Trotz befürchteter Proteste nach der Bluttat ließ sich Merkel nicht von ihrer Reise abhalten, die seit längerem geplant gewesen war. Vom Bundeswehr-Feldlager im nordafghanischen Masar-i-Scharif aus telefonierte Merkel mit Präsident Hamid Karsai. Dabei drückte sie dem Präsidenten ihr persönliches Beileid und das der deutschen Bevölkerung anlässlich der "schrecklichen Tat des US-Soldaten" aus. Der Amerikaner hatte in der Nacht zu Sonntag nach afghanischen Regierungsangaben 16 Einwohner eines Dorfes ermordet, unter ihnen neun Kinder.

Merkel sicherte Karsai nach Angaben des Regierungssprechers Steffen Seibert zu, die Internationale Schutztruppe Isaf werde alles unternehmen, um die Umstände der Tat aufzuklären. Sie kündigte in dem Gespräch außerdem an, dass Deutschland noch in diesem Monat einen ersten Entwurf für das bilaterale Partnerschaftsabkommen für die Zeit nach dem Ende des Nato-Kampfeinsatzes 2014 vorlegen werde.

Seibert sagte, Merkel habe Karsai zu den Fortschritten beim Aufbau der afghanischen Sicherheitskräfte gratuliert. Sie sollen bis 2014 schrittweise im ganzen Land die Verantwortung von der Nato übernehmen. Karsai habe seine große Wertschätzung für das zivile und militärische Engagement Deutschlands ausgedrückt.

Merkel betont Probleme bei Afghanistan-Abzug

Bei ihrem Besuch in Afghanistan hat die Kanzlerin auch auf bestehende Risiken hinsichtlich des geplanten Abzugs der Bundeswehr aus dem Land hingewiesen. Der Versöhnungsprozess mit Aufständischen wie den radikalislamischen Taliban habe zwar Fortschritte gemacht, doch erlaube dies derzeit noch keinen Abzug, sagte Merkel am Montag im deutschen Feldlager im nordafghanischen Masar-i-Scharif. Deshalb könne sie auch "noch nicht sagen", ob der Abzug bis zum Jahr 2014 zu schaffen sei: "Der Wille ist da, wir wollen das schaffen, und daran wird gearbeitet."
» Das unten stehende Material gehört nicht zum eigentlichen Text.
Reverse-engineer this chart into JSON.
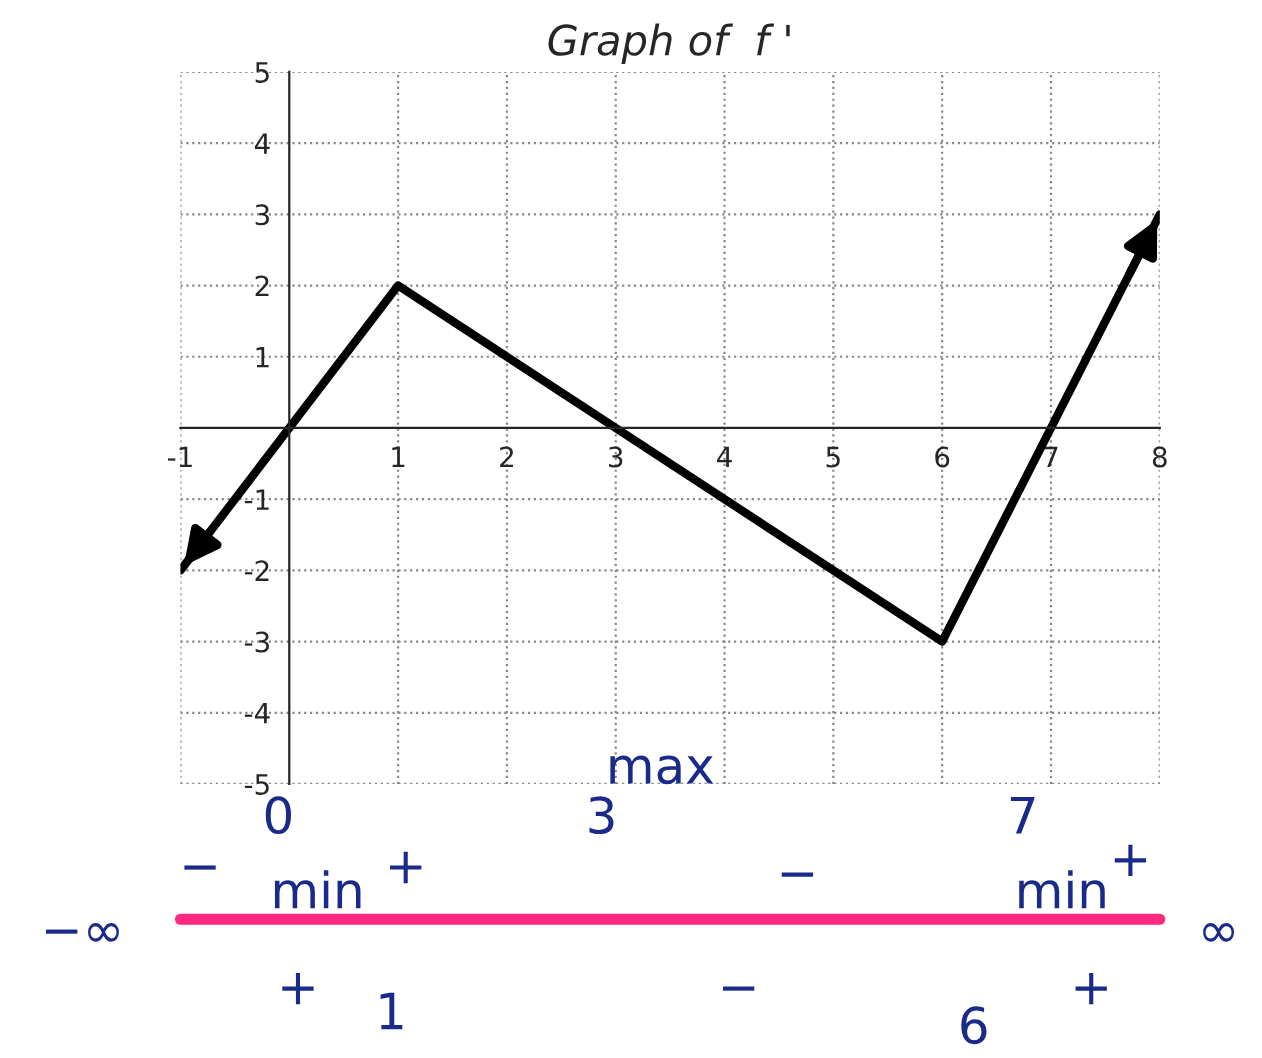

Die Schließung des deutschen zivil-militärischen Wiederaufbauteams in Feisabad im Oktober werde ein Test: "Dann werden die afghanischen Kräfte dort ganz alleine die Verantwortung haben. Und gleichzeitig wollen wir die zivile Aufbauarbeit dort natürlich fortsetzen." Es werde sich dann zeigen, "ob diese Übergabe in Verantwortung auch wirklich klappt", sagte die Kanzlerin.

Zum Auftakt der Visite hatte Merkel am Ehrenhain den in Afghanistan gefallenen Soldaten gedacht. Im deutschen Feldlager im nordafghanischen Masar-i-Scharif informierte sich die Kanzlerin bei den dortigen Bundeswehrsoldaten über deren Einsatz. Ursprünglich wollte Merkel zunächst zu den deutschen Soldaten in der Unruheprovinz Kundus fliegen. Wegen heftigen Schneefalls war das aber nicht möglich gewesen.

Zuletzt war die Kanzlerin im Dezember 2010 in Afghanistan gewesen. Damals hatte sie den Einsatz erstmals als Kriegseinsatz bezeichnet. Die Bundeswehr hat während ihrer nun über zehnjährigen Mission in Afghanistan 52 Soldaten verloren. Sie starben bei Anschlägen, Unfällen oder im Gefecht.

2002 startete die deutsche Truppe mit 1200 Soldaten, derzeit sind es rund 4800. Bis Anfang 2013 soll das deutsche Kontingent auf 4400 Soldaten reduziert werden. Bis 2014 will sich die Internationale Schutztruppe Isaf mit ihren Kämpfern ganz aus Afghanistan zurückziehen. Dann sollen die Afghanen selbst die Verantwortung für die Sicherheit in dem Land übernehmen. Merkel ist nach ihren Besuchen 2007, 2009 und 2010 nun das vierte Mal in Afghanistan.